在远方,遇见另一个自己
火车穿过晨雾,窗外的风景从密集的楼宇逐渐舒展成连绵的山丘。我此行的目的地,是一座隐匿在南方丘陵中的古镇。出发前,我心中萦绕着一个模糊的念头:旅行,或许不仅仅是为了看见陌生的风景,更是为了在陌生的经纬度上,邂逅那个被日常琐碎遮蔽的、更真实的自己。

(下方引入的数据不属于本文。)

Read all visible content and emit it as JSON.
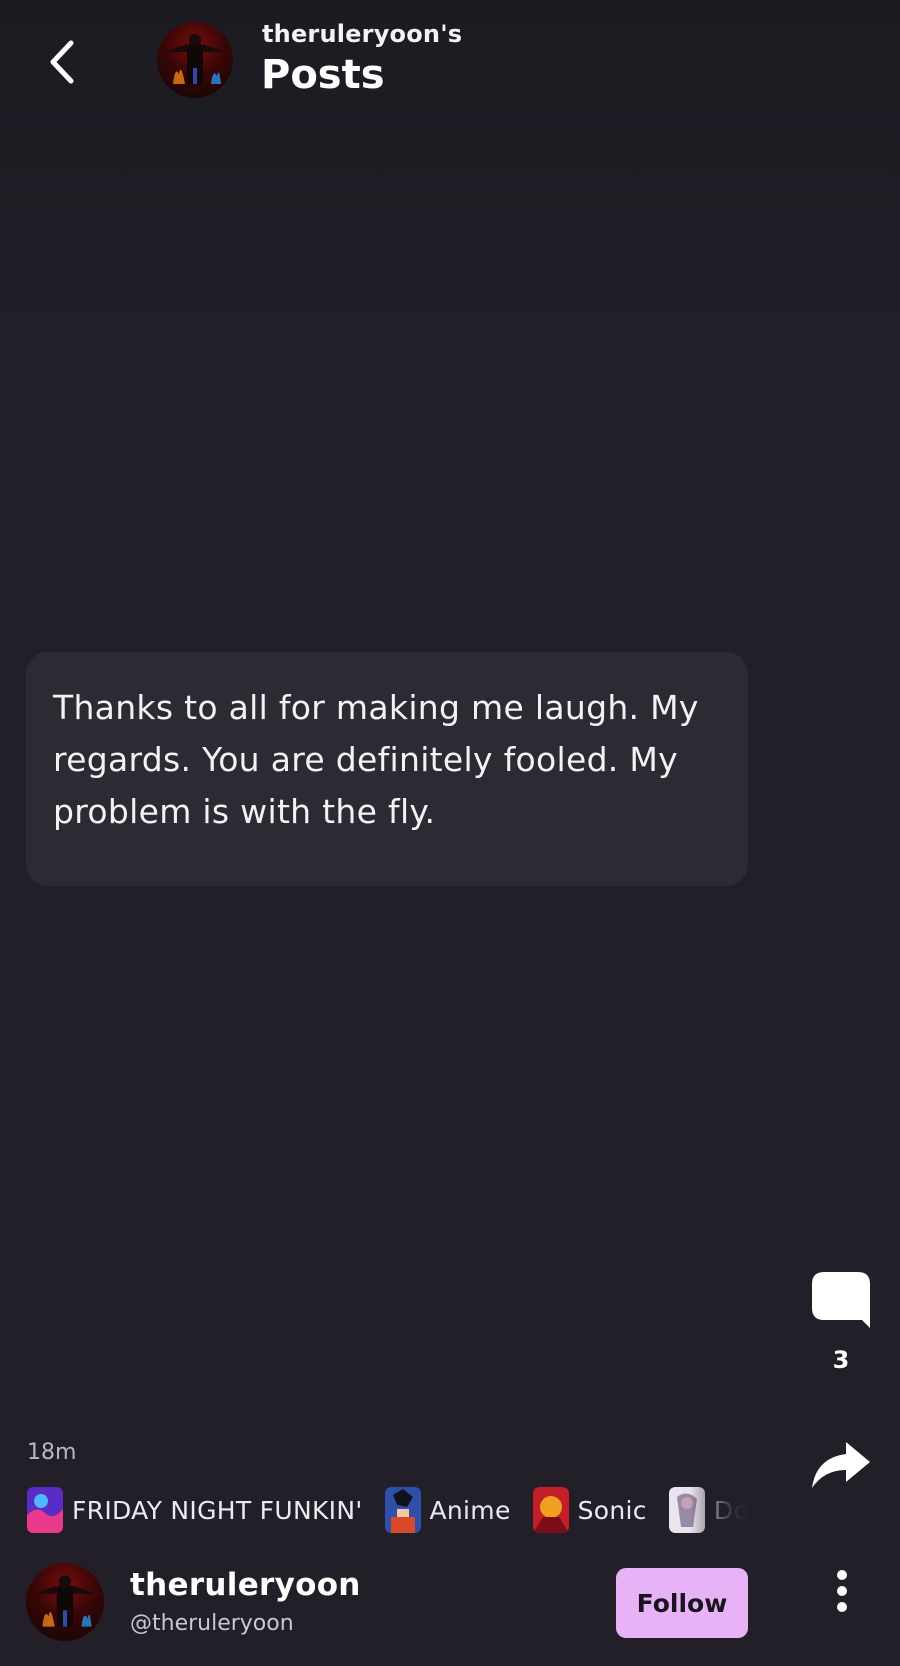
{
  "header": {
    "subtitle": "theruleryoon's",
    "title": "Posts"
  },
  "post": {
    "text": "Thanks to all for making me laugh. My regards. You are definitely fooled. My problem is with the fly."
  },
  "actions": {
    "comment_count": "3"
  },
  "meta": {
    "time_ago": "18m"
  },
  "communities": [
    {
      "name": "FRIDAY NIGHT FUNKIN'"
    },
    {
      "name": "Anime"
    },
    {
      "name": "Sonic"
    },
    {
      "name": "Do"
    }
  ],
  "author": {
    "name": "theruleryoon",
    "handle": "@theruleryoon",
    "follow_label": "Follow"
  },
  "colors": {
    "background": "#221f29",
    "card": "#2c2a33",
    "follow_button": "#e8b2f7"
  }
}
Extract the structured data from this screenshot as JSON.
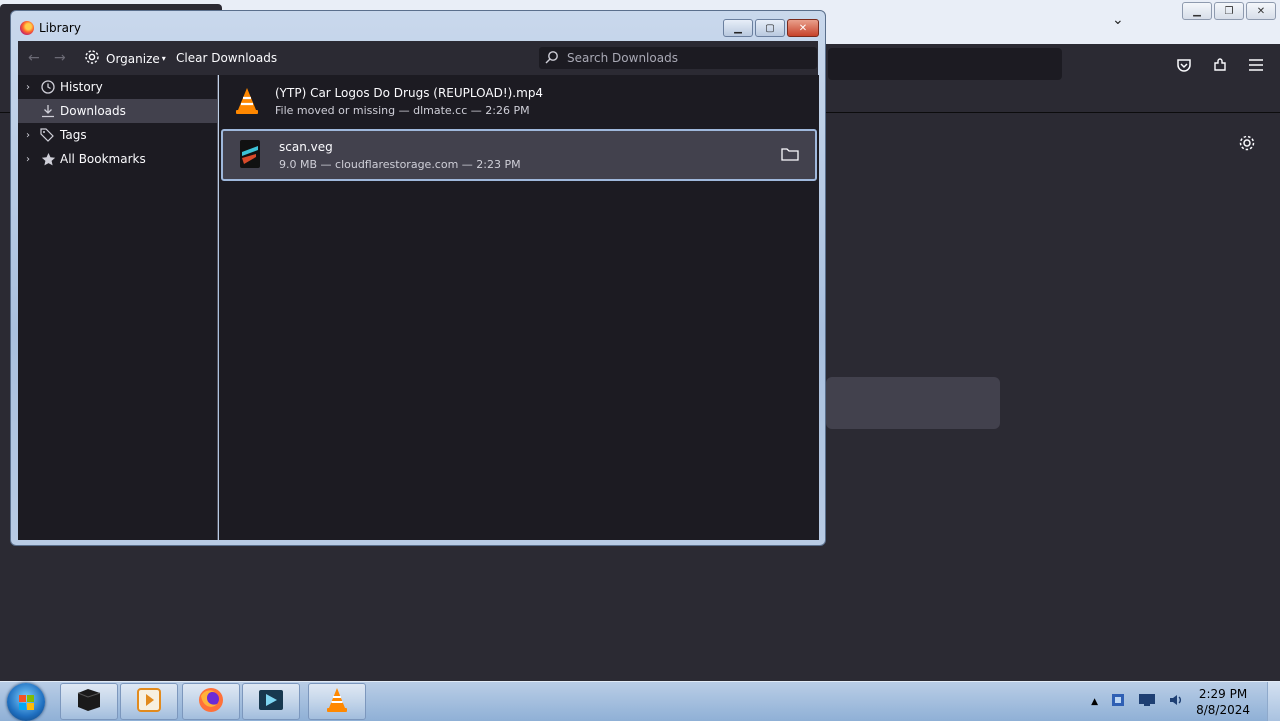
{
  "library": {
    "title": "Library",
    "toolbar": {
      "organize_label": "Organize",
      "clear_label": "Clear Downloads",
      "search_placeholder": "Search Downloads"
    },
    "sidebar": {
      "items": [
        {
          "label": "History",
          "icon": "clock-icon",
          "expandable": true
        },
        {
          "label": "Downloads",
          "icon": "download-icon",
          "expandable": false,
          "selected": true
        },
        {
          "label": "Tags",
          "icon": "tags-icon",
          "expandable": true
        },
        {
          "label": "All Bookmarks",
          "icon": "star-icon",
          "expandable": true
        }
      ]
    },
    "downloads": [
      {
        "name": "(YTP) Car Logos Do Drugs (REUPLOAD!).mp4",
        "status": "File moved or missing — dlmate.cc — 2:26 PM",
        "icon": "vlc-icon"
      },
      {
        "name": "scan.veg",
        "status": "9.0 MB — cloudflarestorage.com — 2:23 PM",
        "icon": "vegas-file-icon",
        "selected": true
      }
    ]
  },
  "taskbar": {
    "clock": {
      "time": "2:29 PM",
      "date": "8/8/2024"
    },
    "pinned": [
      "terminal-icon",
      "media-player-icon",
      "firefox-icon",
      "media-center-icon",
      "vlc-icon"
    ]
  }
}
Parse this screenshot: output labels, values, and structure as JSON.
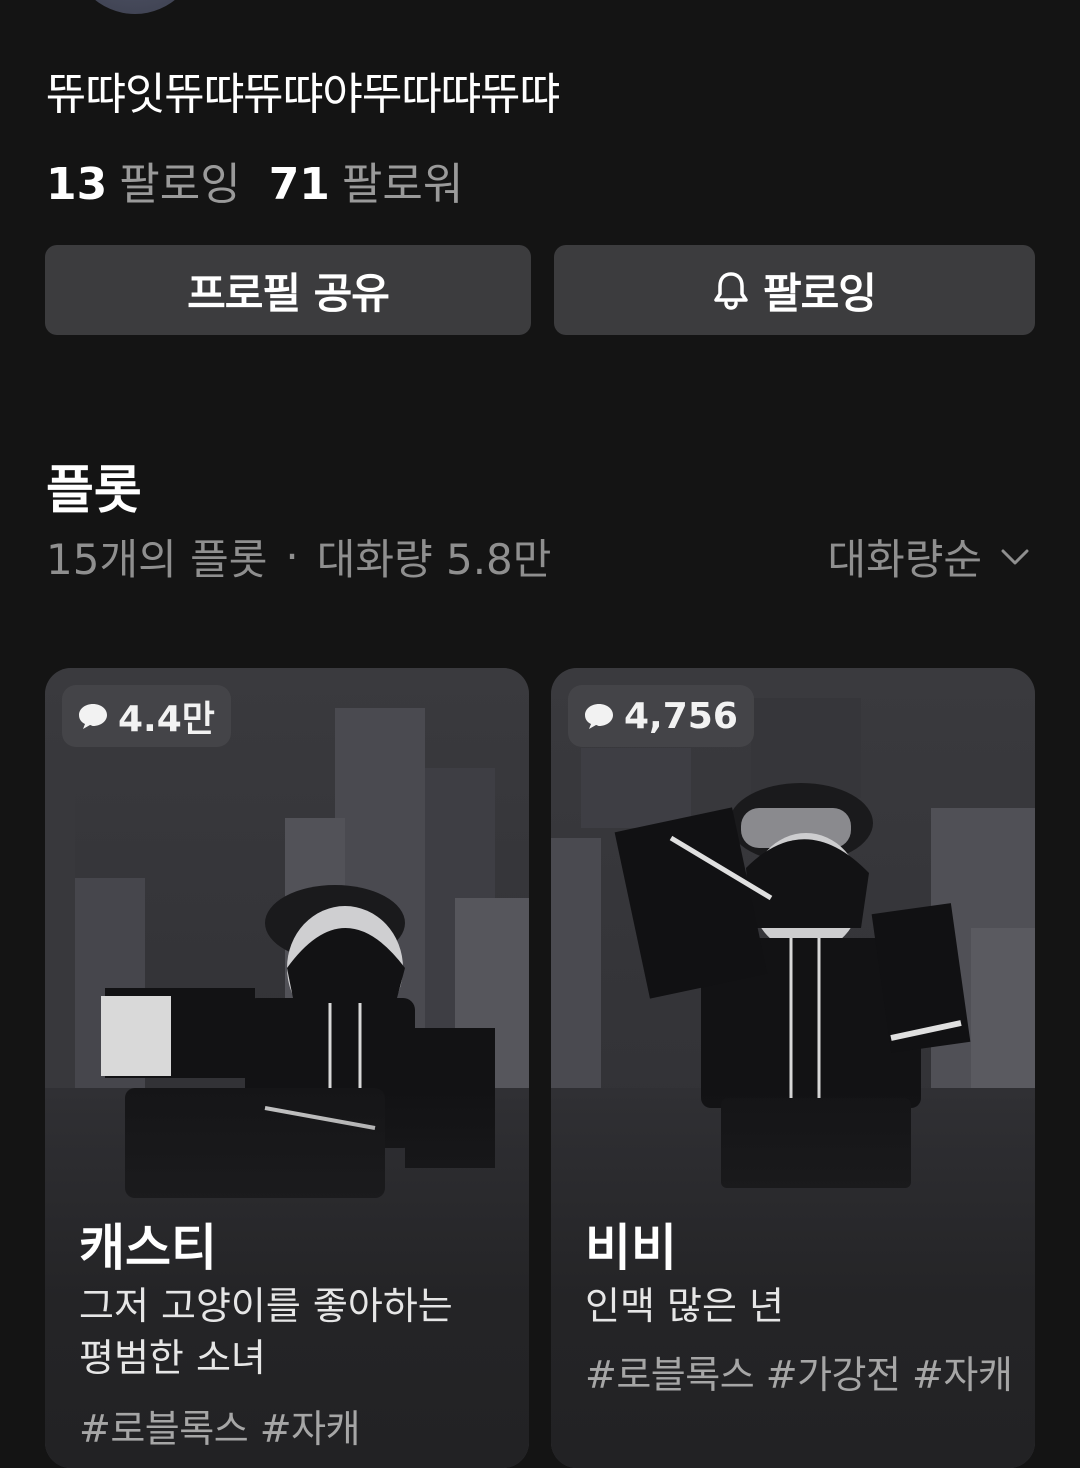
{
  "profile": {
    "name": "뜌땨잇뜌땨뜌땨야뚜따땨뜌땨",
    "following_count": "13",
    "following_label": "팔로잉",
    "followers_count": "71",
    "followers_label": "팔로워"
  },
  "actions": {
    "share_label": "프로필 공유",
    "follow_label": "팔로잉",
    "follow_icon": "bell-icon"
  },
  "plots_section": {
    "title": "플롯",
    "count_text": "15개의 플롯",
    "separator": "·",
    "volume_text": "대화량 5.8만",
    "sort_label": "대화량순",
    "sort_icon": "chevron-down-icon"
  },
  "cards": [
    {
      "comment_count": "4.4만",
      "name": "캐스티",
      "description": "그저 고양이를 좋아하는 평범한 소녀",
      "tags": "#로블록스 #자캐"
    },
    {
      "comment_count": "4,756",
      "name": "비비",
      "description": "인맥 많은 년",
      "tags": "#로블록스 #가강전 #자캐"
    }
  ],
  "colors": {
    "background": "#141414",
    "button_bg": "#3c3c3e",
    "muted_text": "#8f8f8f",
    "card_bg": "#2b2b2e"
  }
}
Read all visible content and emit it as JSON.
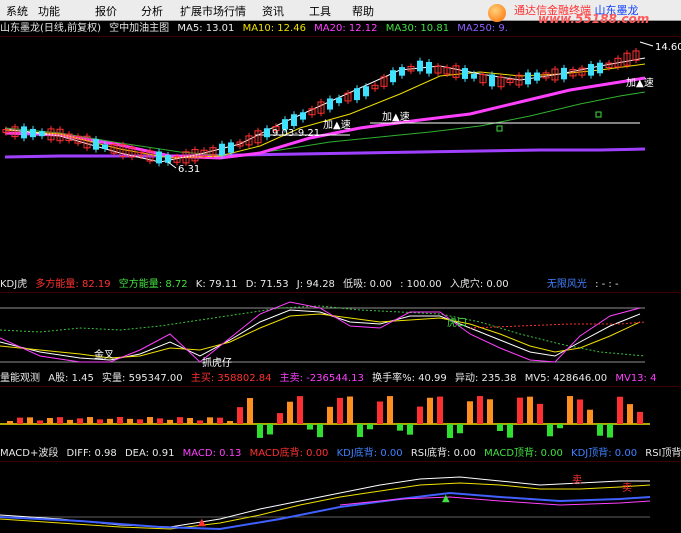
{
  "menu": [
    "系统",
    "功能",
    "报价",
    "分析",
    "扩展市场行情",
    "资讯",
    "工具",
    "帮助"
  ],
  "watermark": {
    "line1_red": "通达信金融终端",
    "line1_blue": "山东墨龙",
    "line2": "www.55188.com"
  },
  "main_panel": {
    "title": "山东墨龙(日线,前复权)",
    "indicator": "空中加油主图",
    "ma5": "MA5: 13.01",
    "ma10": "MA10: 12.46",
    "ma20": "MA20: 12.12",
    "ma30": "MA30: 10.81",
    "ma250": "MA250: 9.",
    "high_label": "14.60",
    "low_label": "6.31",
    "range_label": "9.03-9.21",
    "accel_label_1": "加▲速",
    "accel_label_2": "加▲速",
    "accel_label_3": "加▲速"
  },
  "kdj_panel": {
    "name": "KDJ虎",
    "duo": "多方能量: 82.19",
    "kong": "空方能量: 8.72",
    "k": "K: 79.11",
    "d": "D: 71.53",
    "j": "J: 94.28",
    "low": "低吸: 0.00",
    "level": ": 100.00",
    "entry": "入虎穴: 0.00",
    "risk": "无限风光",
    "extra": ": - : -",
    "tiger_label": "虎口",
    "bottom_label": "抓虎仔",
    "mark": "金叉"
  },
  "volume_panel": {
    "name": "量能观测",
    "a_share": "A股: 1.45",
    "actual": "实量: 595347.00",
    "buy": "主买: 358802.84",
    "sell": "主卖: -236544.13",
    "turnover": "换手率%: 40.99",
    "abnormal": "异动: 235.38",
    "mv5": "MV5: 428646.00",
    "mv13": "MV13: 4"
  },
  "macd_panel": {
    "name": "MACD+波段",
    "diff": "DIFF: 0.98",
    "dea": "DEA: 0.91",
    "macd": "MACD: 0.13",
    "macd_bottom": "MACD底背: 0.00",
    "kdj_bottom": "KDJ底背: 0.00",
    "rsi_bottom": "RSI底背: 0.00",
    "macd_top": "MACD顶背: 0.00",
    "kdj_top": "KDJ顶背: 0.00",
    "rsi_top": "RSI顶背"
  },
  "colors": {
    "up": "#ff3030",
    "down": "#40e0ff",
    "ma5": "#ffffff",
    "ma10": "#f0e000",
    "ma20": "#ff40ff",
    "ma30": "#40e040",
    "ma250": "#9040ff"
  }
}
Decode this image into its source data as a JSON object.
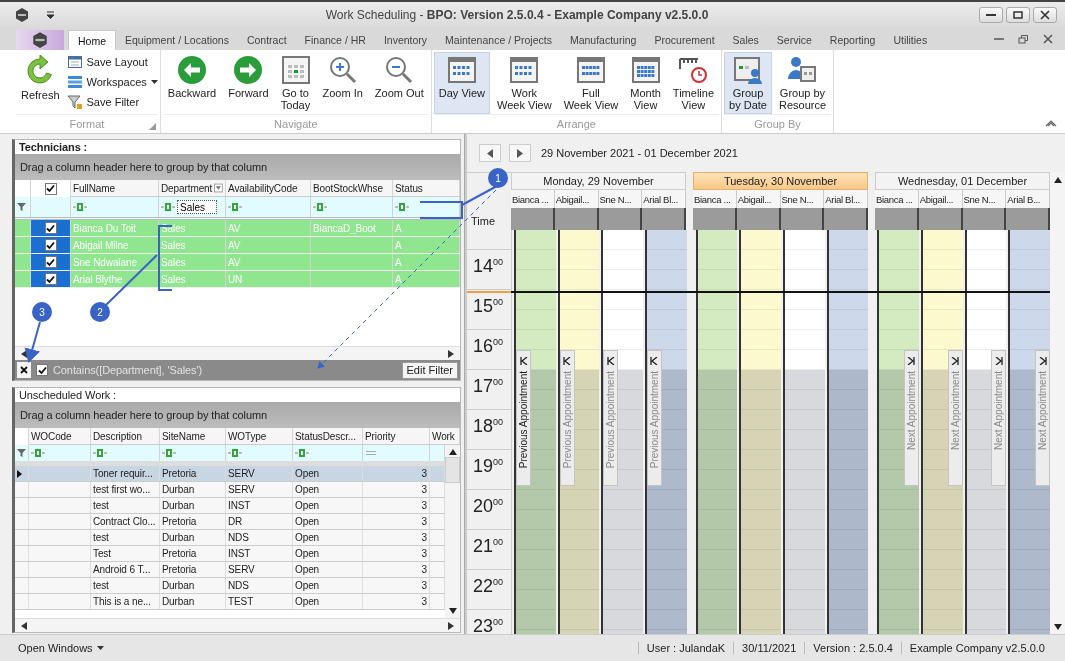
{
  "window": {
    "title": "Work Scheduling - **BPO: Version 2.5.0.4 - Example Company v2.5.0.0**"
  },
  "menu_tabs": [
    {
      "label": "Home",
      "selected": true
    },
    {
      "label": "Equipment / Locations",
      "selected": false
    },
    {
      "label": "Contract",
      "selected": false
    },
    {
      "label": "Finance / HR",
      "selected": false
    },
    {
      "label": "Inventory",
      "selected": false
    },
    {
      "label": "Maintenance / Projects",
      "selected": false
    },
    {
      "label": "Manufacturing",
      "selected": false
    },
    {
      "label": "Procurement",
      "selected": false
    },
    {
      "label": "Sales",
      "selected": false
    },
    {
      "label": "Service",
      "selected": false
    },
    {
      "label": "Reporting",
      "selected": false
    },
    {
      "label": "Utilities",
      "selected": false
    }
  ],
  "ribbon": [
    {
      "label": "Format",
      "items": [
        {
          "kind": "large",
          "label": "Refresh"
        },
        {
          "kind": "small",
          "label": "Save Layout"
        },
        {
          "kind": "small-menu",
          "label": "Workspaces"
        },
        {
          "kind": "small",
          "label": "Save Filter"
        }
      ]
    },
    {
      "label": "Navigate",
      "items": [
        {
          "kind": "large",
          "label": "Backward"
        },
        {
          "kind": "large",
          "label": "Forward"
        },
        {
          "kind": "large",
          "label": "Go to\nToday"
        },
        {
          "kind": "large",
          "label": "Zoom In"
        },
        {
          "kind": "large",
          "label": "Zoom Out"
        }
      ]
    },
    {
      "label": "Arrange",
      "items": [
        {
          "kind": "toggle",
          "label": "Day View",
          "selected": true
        },
        {
          "kind": "toggle",
          "label": "Work\nWeek View",
          "selected": false
        },
        {
          "kind": "toggle",
          "label": "Full\nWeek View",
          "selected": false
        },
        {
          "kind": "toggle",
          "label": "Month\nView",
          "selected": false
        },
        {
          "kind": "toggle",
          "label": "Timeline\nView",
          "selected": false
        }
      ]
    },
    {
      "label": "Group By",
      "items": [
        {
          "kind": "toggle",
          "label": "Group\nby Date",
          "selected": true
        },
        {
          "kind": "toggle",
          "label": "Group by\nResource",
          "selected": false
        }
      ]
    }
  ],
  "technicians": {
    "title": "Technicians :",
    "group_hint": "Drag a column header here to group by that column",
    "header_checked": true,
    "columns": [
      {
        "label": "FullName",
        "filtered": false
      },
      {
        "label": "Department",
        "filtered": true,
        "filter": "Sales"
      },
      {
        "label": "AvailabilityCode",
        "filtered": false
      },
      {
        "label": "BootStockWhse",
        "filtered": false
      },
      {
        "label": "Status",
        "filtered": false
      }
    ],
    "rows": [
      {
        "checked": true,
        "selected": true,
        "name": "Bianca Du Toit",
        "department": "Sales",
        "availability": "AV",
        "boot_stock": "BiancaD_Boot",
        "status": "A"
      },
      {
        "checked": true,
        "selected": true,
        "name": "Abigail Milne",
        "department": "Sales",
        "availability": "AV",
        "status": "A"
      },
      {
        "checked": true,
        "selected": true,
        "name": "Sne Ndwalane",
        "department": "Sales",
        "availability": "AV",
        "status": "A"
      },
      {
        "checked": true,
        "selected": true,
        "name": "Arial Blythe",
        "department": "Sales",
        "availability": "UN",
        "status": "A"
      }
    ],
    "filter_panel": {
      "enabled": true,
      "expression": "Contains([Department], 'Sales')",
      "edit_button": "Edit Filter"
    }
  },
  "unscheduled": {
    "title": "Unscheduled Work :",
    "group_hint": "Drag a column header here to group by that column",
    "columns": [
      {
        "label": "WOCode",
        "kind": "text"
      },
      {
        "label": "Description",
        "kind": "text"
      },
      {
        "label": "SiteName",
        "kind": "text"
      },
      {
        "label": "WOType",
        "kind": "text"
      },
      {
        "label": "StatusDescr...",
        "kind": "text"
      },
      {
        "label": "Priority",
        "kind": "number"
      },
      {
        "label": "Work"
      }
    ],
    "rows": [
      {
        "selected": true,
        "cells": [
          "",
          "Toner requir...",
          "Pretoria",
          "SERV",
          "Open",
          "3"
        ]
      },
      {
        "selected": false,
        "cells": [
          "",
          "test first wo...",
          "Durban",
          "SERV",
          "Open",
          "3"
        ]
      },
      {
        "selected": false,
        "cells": [
          "",
          "test",
          "Durban",
          "INST",
          "Open",
          "3"
        ]
      },
      {
        "selected": false,
        "cells": [
          "",
          "Contract Clo...",
          "Pretoria",
          "DR",
          "Open",
          "3"
        ]
      },
      {
        "selected": false,
        "cells": [
          "",
          "test",
          "Durban",
          "NDS",
          "Open",
          "3"
        ]
      },
      {
        "selected": false,
        "cells": [
          "",
          "Test",
          "Pretoria",
          "INST",
          "Open",
          "3"
        ]
      },
      {
        "selected": false,
        "cells": [
          "",
          "Android 6 T...",
          "Pretoria",
          "SERV",
          "Open",
          "3"
        ]
      },
      {
        "selected": false,
        "cells": [
          "",
          "test",
          "Durban",
          "NDS",
          "Open",
          "3"
        ]
      },
      {
        "selected": false,
        "cells": [
          "",
          "This is a ne...",
          "Durban",
          "TEST",
          "Open",
          "3"
        ]
      }
    ]
  },
  "calendar": {
    "range": "29 November 2021 - 01 December 2021",
    "time_label": "Time",
    "days": [
      {
        "label": "Monday, 29 November",
        "today": false,
        "resources": [
          {
            "name": "Bianca ...",
            "color": "#d4ebc2"
          },
          {
            "name": "Abigail...",
            "color": "#fdf9cf"
          },
          {
            "name": "Sne N...",
            "color": "#ffffff"
          },
          {
            "name": "Arial Bl...",
            "color": "#cdd8ea"
          }
        ]
      },
      {
        "label": "Tuesday, 30 November",
        "today": true,
        "resources": [
          {
            "name": "Bianca ...",
            "color": "#d4ebc2"
          },
          {
            "name": "Abigail...",
            "color": "#fdf9cf"
          },
          {
            "name": "Sne N...",
            "color": "#ffffff"
          },
          {
            "name": "Arial Bl...",
            "color": "#cdd8ea"
          }
        ]
      },
      {
        "label": "Wednesday, 01 December",
        "today": false,
        "resources": [
          {
            "name": "Bianca ...",
            "color": "#d4ebc2"
          },
          {
            "name": "Abigail...",
            "color": "#fdf9cf"
          },
          {
            "name": "Sne N...",
            "color": "#ffffff"
          },
          {
            "name": "Arial B...",
            "color": "#cdd8ea"
          }
        ]
      }
    ],
    "hours": [
      "14$^{00}$",
      "15$^{00}$",
      "16$^{00}$",
      "17$^{00}$",
      "18$^{00}$",
      "19$^{00}$",
      "20$^{00}$",
      "21$^{00}$",
      "22$^{00}$",
      "23$^{00}$"
    ],
    "prev_buttons": [
      {
        "label": "Previous Appointment",
        "disabled": false
      },
      {
        "label": "Previous Appointment",
        "disabled": true
      },
      {
        "label": "Previous Appointment",
        "disabled": true
      },
      {
        "label": "Previous Appointment",
        "disabled": true
      }
    ],
    "next_buttons": [
      {
        "label": "Next Appointment",
        "disabled": true
      },
      {
        "label": "Next Appointment",
        "disabled": true
      },
      {
        "label": "Next Appointment",
        "disabled": true
      },
      {
        "label": "Next Appointment",
        "disabled": true
      }
    ]
  },
  "annotations": [
    {
      "number": "1"
    },
    {
      "number": "2"
    },
    {
      "number": "3"
    }
  ],
  "status_bar": {
    "open_windows": "Open Windows",
    "fields": [
      "User : JulandaK",
      "30/11/2021",
      "Version : 2.5.0.4",
      "Example Company v2.5.0.0"
    ]
  }
}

古镇被一条清澈的溪流环绕,青石板路被岁月磨得温润。我住的客栈有一面斑驳的老墙,墙根处,一片浓淡不一的绿意吸引了我的目光——那是苔藓。它们不是花园里被精心修剪的植物,而是静静地、顽强地依附在潮湿的砖石缝隙里,织成一片柔软而沉默的绒毯。我蹲下身,看了很久。在城市里,我们追求光鲜、速成与存在感,像急于绽放的花朵。而这里的苔藓,它们不争抢阳光,在幽僻处自顾自地生长,积攒着时间赋予的、最沉静的绿意。那一刻,我忽然觉得,那个总是在喧嚣中感到疲惫、渴望一处静谧角落的自己,正与这片苔蕨悄然呼应。远方这面墙上的生命,像一面镜子,照见了内心被忽略的渴求:一种不张扬、却深厚坚韧的生命力。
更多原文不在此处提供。